Delving into this Smell of Fear: The Sámi Artist Transforms Tate's Exhibition Space with Arctic Deer Influenced Artwork

Visitors to Tate Modern are used to unusual experiences in its vast Turbine Hall. They've relaxed under an man-made sun, glided down amusement rides, and seen robotic jellyfish drifting through the air. However this marks the first time they will be venturing themselves in the complex nasal passages of a reindeer. The latest creative installation for this immense space—created by Native Sámi artist Máret Ánne Sara—welcomes patrons into a winding structure modeled after the scaled-up interior of a reindeer's nose cavities. Upon entering, they can meander around or chill out on skins, listening on headphones to tribal seniors telling tales and insights.

Why the Nose?

Why choose the nasal structure? It may sound playful, but the exhibit honors a obscure scientific wonder: scientists have discovered that in a fraction of a second, the reindeer's nose can warm the ambient air it breathes in by eighty degrees, enabling the creature to endure in harsh Arctic climates. Scaling the nose to larger than human size, Sara notes, "produces a feeling of inferiority that you as a individual are not dominant over nature." Sara is a ex- writer, children's author, and land defender, who comes from a herding family in northern Norway. "Possibly that fosters the chance to alter your viewpoint or spark some modesty," she adds.

An Homage to Sámi Culture

The maze-like design is among various elements in Sara's absorbing exhibition showcasing the culture, science, and beliefs of the Sámi, the sole native group in Europe. Semi-nomadic, the Sámi total about 100,000 people ranged across northern Norway, the Finnish Arctic, the Swedish Lapland, and the Kola region (an region they call Sápmi). They have experienced oppression, forced assimilation, and repression of their tongue by all four states. Through highlighting the reindeer, an animal at the core of the Sámi cosmology and creation story, the installation also spotlights the group's issues associated with the global warming, land dispossession, and imperialism.

Meaning in Materials

On the extended entrance ramp, there's a soaring, 26-meter sculpture of reindeer hides trapped by power and light cables. It can be read as a analogy for the political and economic systems constraining the Sámi. Like an electrical tower, part spiritual ascent, this section of the exhibit, named Goavve-, relates to the Sámi name for an severe climatic event, in which solid sheets of ice form as changing weather thaw and ice over the snow, trapping the reindeers' primary cold-season food, lichen. The condition is a result of climate change, which is happening up to much more rapidly in the Far North than globally.

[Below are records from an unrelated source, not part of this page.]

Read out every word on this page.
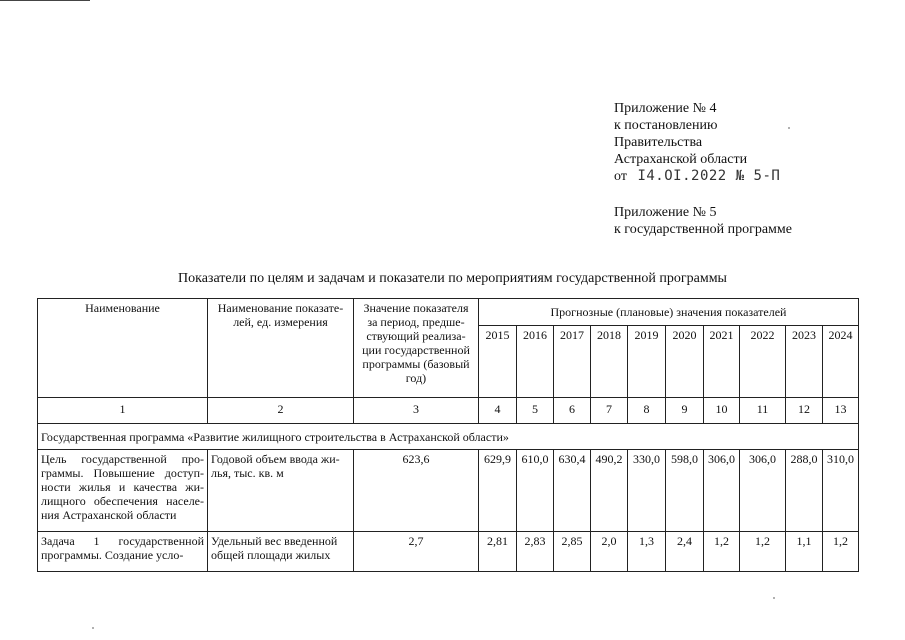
Приложение № 4
к постановлению
Правительства
Астраханской области
от I4.OI.2022 № 5-П
Приложение № 5
к государственной программе
Показатели по целям и задачам и показатели по мероприятиям государственной программы
Наименование	Наименование показате-лей, ед. измерения	Значение показателя за период, предше-ствующий реализа-ции государственной программы (базовый год)	Прогнозные (плановые) значения показателей									
			2015	2016	2017	2018	2019	2020	2021	2022	2023	2024
1	2	3	4	5	6	7	8	9	10	11	12	13
Государственная программа «Развитие жилищного строительства в Астраханской области»												
Цель государственной про-граммы. Повышение доступ-ности жилья и качества жи-лищного обеспечения населе-ния Астраханской области	Годовой объем ввода жи-лья, тыс. кв. м	623,6	629,9	610,0	630,4	490,2	330,0	598,0	306,0	306,0	288,0	310,0
Задача 1 государственной программы. Создание усло-	Удельный вес введенной общей площади жилых	2,7	2,81	2,83	2,85	2,0	1,3	2,4	1,2	1,2	1,1	1,2
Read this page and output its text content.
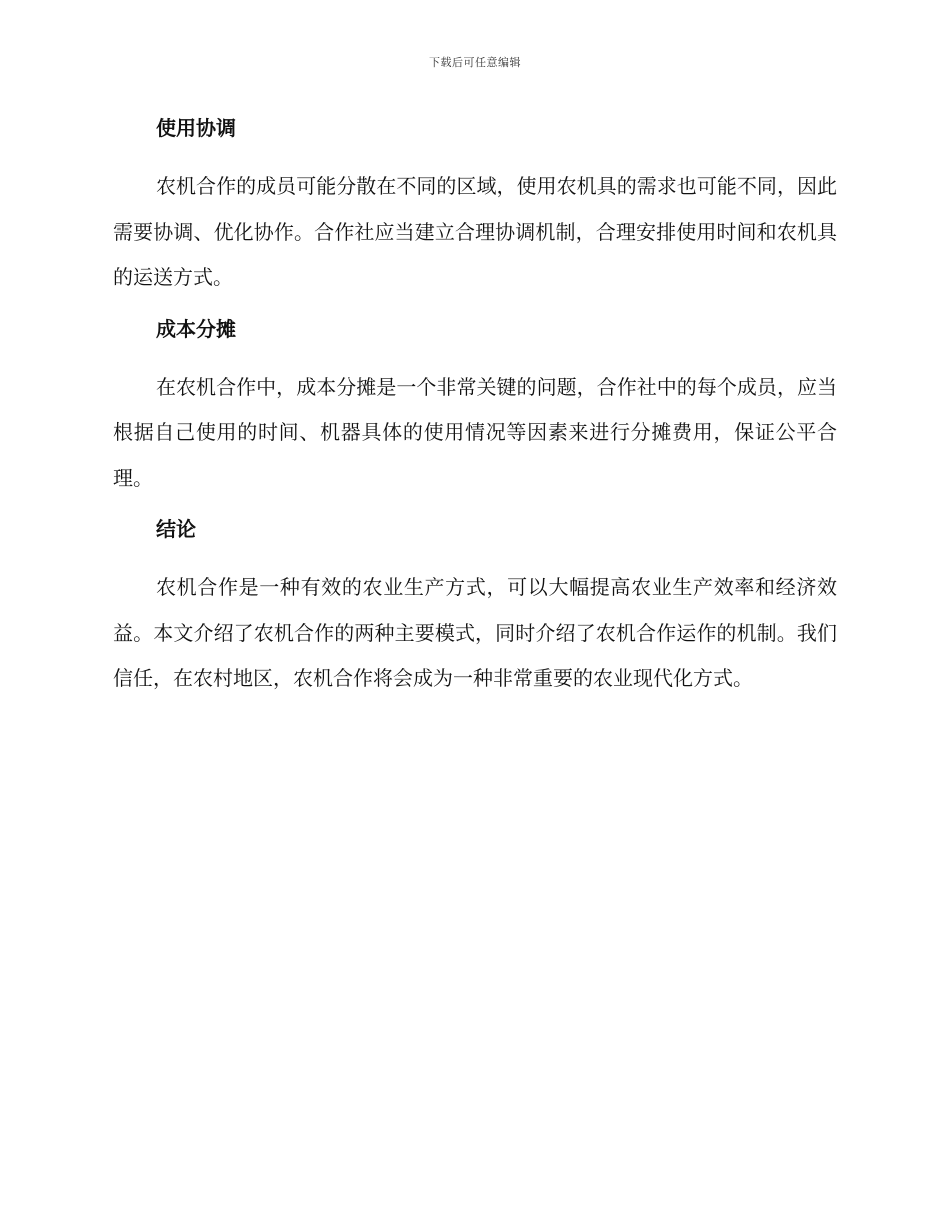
下载后可任意编辑
使用协调

农机合作的成员可能分散在不同的区域，使用农机具的需求也可能不同，因此需要协调、优化协作。合作社应当建立合理协调机制，合理安排使用时间和农机具的运送方式。

成本分摊

在农机合作中，成本分摊是一个非常关键的问题，合作社中的每个成员，应当根据自己使用的时间、机器具体的使用情况等因素来进行分摊费用，保证公平合理。

结论

农机合作是一种有效的农业生产方式，可以大幅提高农业生产效率和经济效益。本文介绍了农机合作的两种主要模式，同时介绍了农机合作运作的机制。我们信任，在农村地区，农机合作将会成为一种非常重要的农业现代化方式。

Previously, I visited Sara in a remote town during a goavvi winter and accompanied Sámi herders on their motorized sleds in freezing temperatures as they hauled carts of animal nutrition on to the exposed Arctic plains to dispense through labor. The reindeer gathered round us, digging the frozen ground in vain attempts for lichen-covered pieces. This resource-intensive and demanding method is having a significant effect on herding practices—and on the animals' self-sufficiency. However the alternative is death. As these icy periods become frequent, reindeer are succumbing—a number from starvation, others drowning after sinking in water bodies through prematurely melting ice. To some extent, the art is a memorial to them. "With the layering of components, in a way I'm transporting the condition to London," says Sara.

Diverging Worldviews

This artwork also emphasizes the sharp divergence between the modern understanding of electricity as a commodity to be harnessed for gain and livelihood and the Sámi outlook of life force as an natural life force in creatures, humans, and nature. This venue's history as a industrial facility is linked with this, as is what the Sámi see as environmental exploitation by Scandinavian states. While attempting to be leaders for renewable energy, Nordic nations have disagreed with the Sámi over the construction of turbine fields, river barriers, and extraction sites on their native soil; the Sámi contend their fundamental freedoms, ways of life, and way of life are at risk. "It's very difficult being such a limited population to defend yourself when the reasons are based on global sustainability," Sara notes. "Mining practices has adopted the language of sustainability, but still it's just attempting to find alternative ways to continue patterns of expenditure."

Family Struggles

She and her kin have personally clashed with the state authorities over its tightening regulations on herding. Previously, Sara's brother embarked on a sequence of finally failed lawsuits over the required reduction of his herd, supposedly to stop vegetation depletion. To back him, Sara developed a four-year series of artworks named Pile O'Sápmi comprising a colossal curtain of numerous reindeer skulls, which was displayed at the 2017 art exhibition Documenta 14 and later purchased by the public gallery, where it hangs in the entryway.

Art as Advocacy

For many Sámi, creative work is the exclusive realm in which they can be heard by people of other nations. In 2022, Sara was {one of three|among a group of|

Michele Castillo
Michele Castillo

A seasoned product reviewer with over a decade of experience in testing and analyzing consumer goods for reliability and value.